Doug Truax is the president of Restoration Action, and he heads the super PAC, too. Truax is a graduate of West Point and an Army veteran. In 2014, he ran in the Republican primary for the U.S. Senate seat for Illinois, but lost to state Sen. Jim Oberweis, who was defeated by Democratic Sen. Dick Durbin in the general election.
In the 2016 election cycle, Restoration PAC raised over $4 million and spent $2.2 million of that amount on independent expenditures in House and Senate races in three states. Its spending fell along strict party lines. The group put nearly $1.7 million into supporting Republicans and about $520,000 into opposing Democrats. Nearly all of its independent expenditures went to help Darryl Glenn, the Republican Senate nominee in Colorado, who lost to incumbent Democratic Sen. Michael Bennet.
Based on Federal Election Commission data released on Aug. 31, the group has raised about $7.3 million for the 2018 midterm elections, with more than $5.6 million coming from Uihlein. It has spent over $5.5 million on ads and other forms of communication, and again that money has been used solely to back Republican candidates ($4.7 million) and target Democrats ($660,000).
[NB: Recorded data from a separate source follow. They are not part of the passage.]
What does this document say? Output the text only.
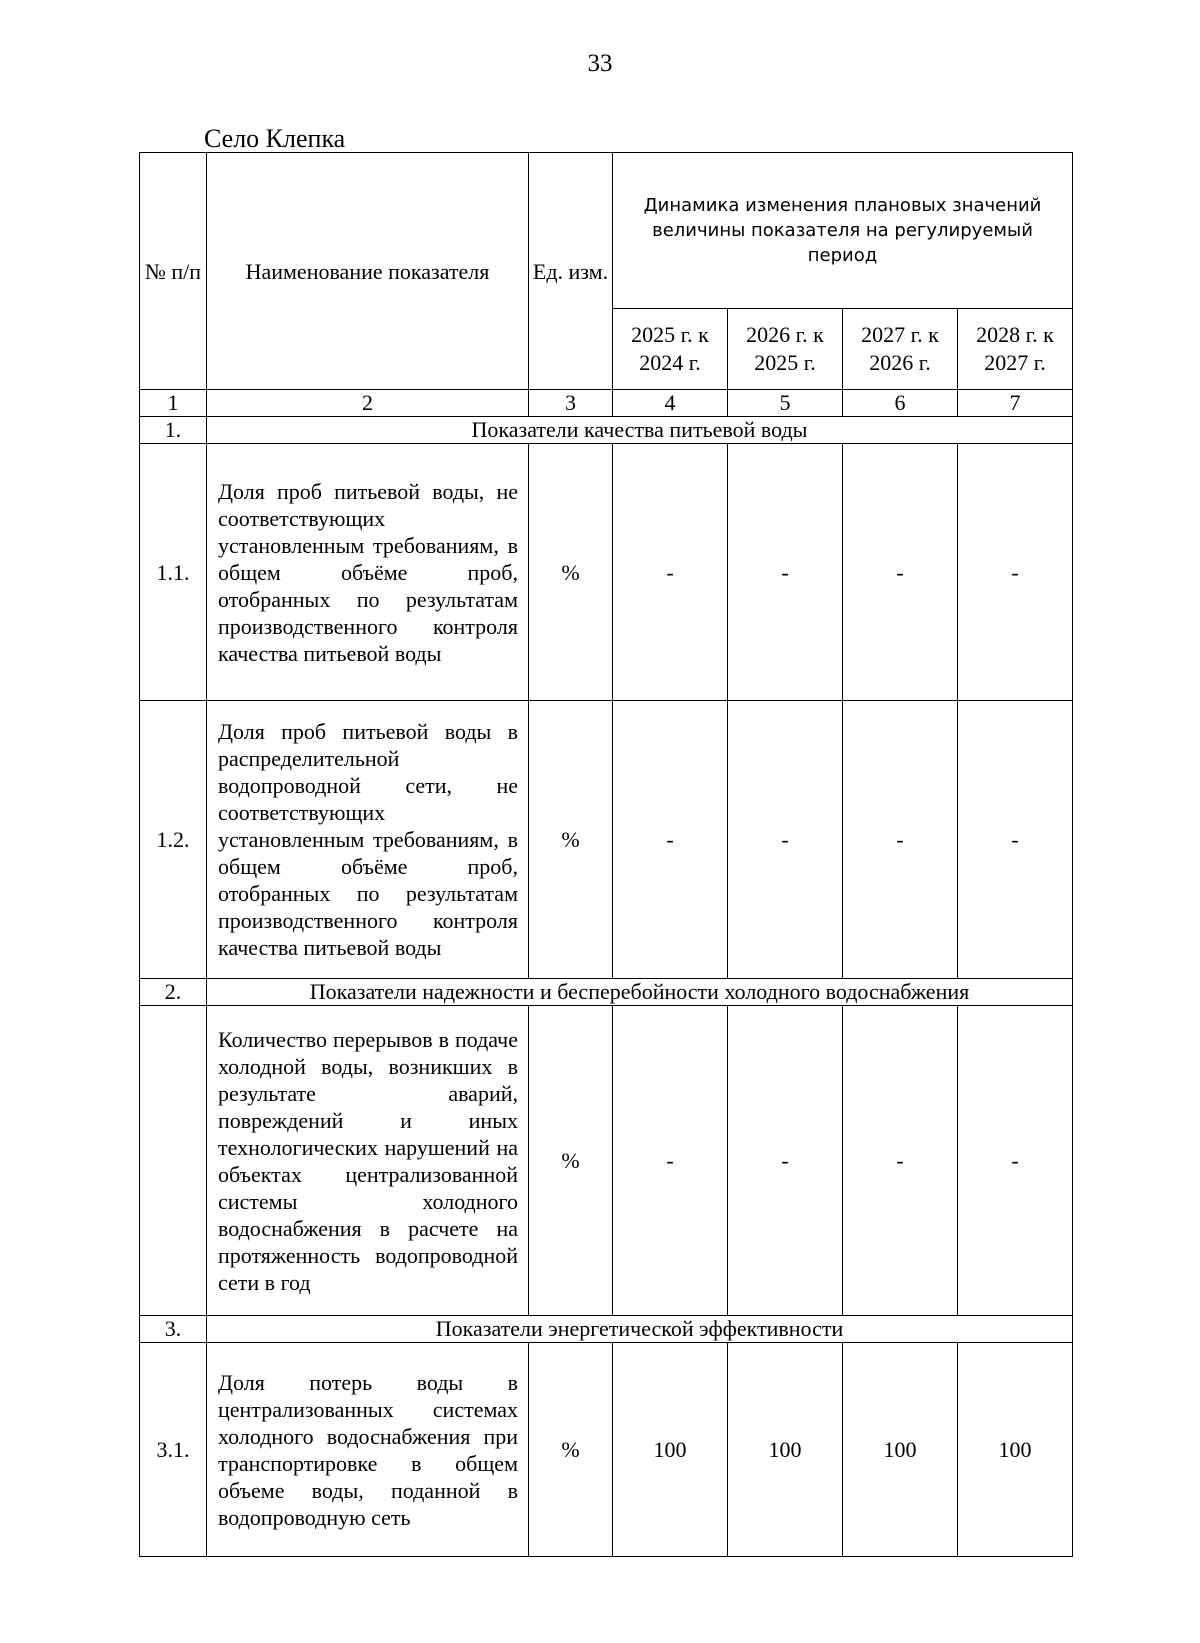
33
Село Клепка
№ п/п	Наименование показателя	Ед. изм.	Динамика изменения плановых значений величины показателя на регулируемый период			
			2025 г. к 2024 г.	2026 г. к 2025 г.	2027 г. к 2026 г.	2028 г. к 2027 г.
1	2	3	4	5	6	7
1.	Показатели качества питьевой воды					
1.1.	Доля проб питьевой воды, не соответствующих установленным требованиям, в общем объёме проб, отобранных по результатам производственного контроля качества питьевой воды	%	-	-	-	-
1.2.	Доля проб питьевой воды в распределительной водопроводной сети, не соответствующих установленным требованиям, в общем объёме проб, отобранных по результатам производственного контроля качества питьевой воды	%	-	-	-	-
2.	Показатели надежности и бесперебойности холодного водоснабжения					
	Количество перерывов в подаче холодной воды, возникших в результате аварий, повреждений и иных технологических нарушений на объектах централизованной системы холодного водоснабжения в расчете на протяженность водопроводной сети в год	%	-	-	-	-
3.	Показатели энергетической эффективности					
3.1.	Доля потерь воды в централизованных системах холодного водоснабжения при транспортировке в общем объеме воды, поданной в водопроводную сеть	%	100	100	100	100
In April, the super PAC announced a $1 million TV ad campaign supporting Senate candidate Kevin Nicholson in the Wisconsin GOP primary, which he lost on Aug. 14. The ad compared him to former President Ronald Reagan, who, like Nicholson, was a Democrat before becoming a Republican. It also has spent more than $600,000 on TV ads opposing Wisconsin Democratic Sen. Tammy Baldwin, who will face Republican nominee Leah Vukmir in November.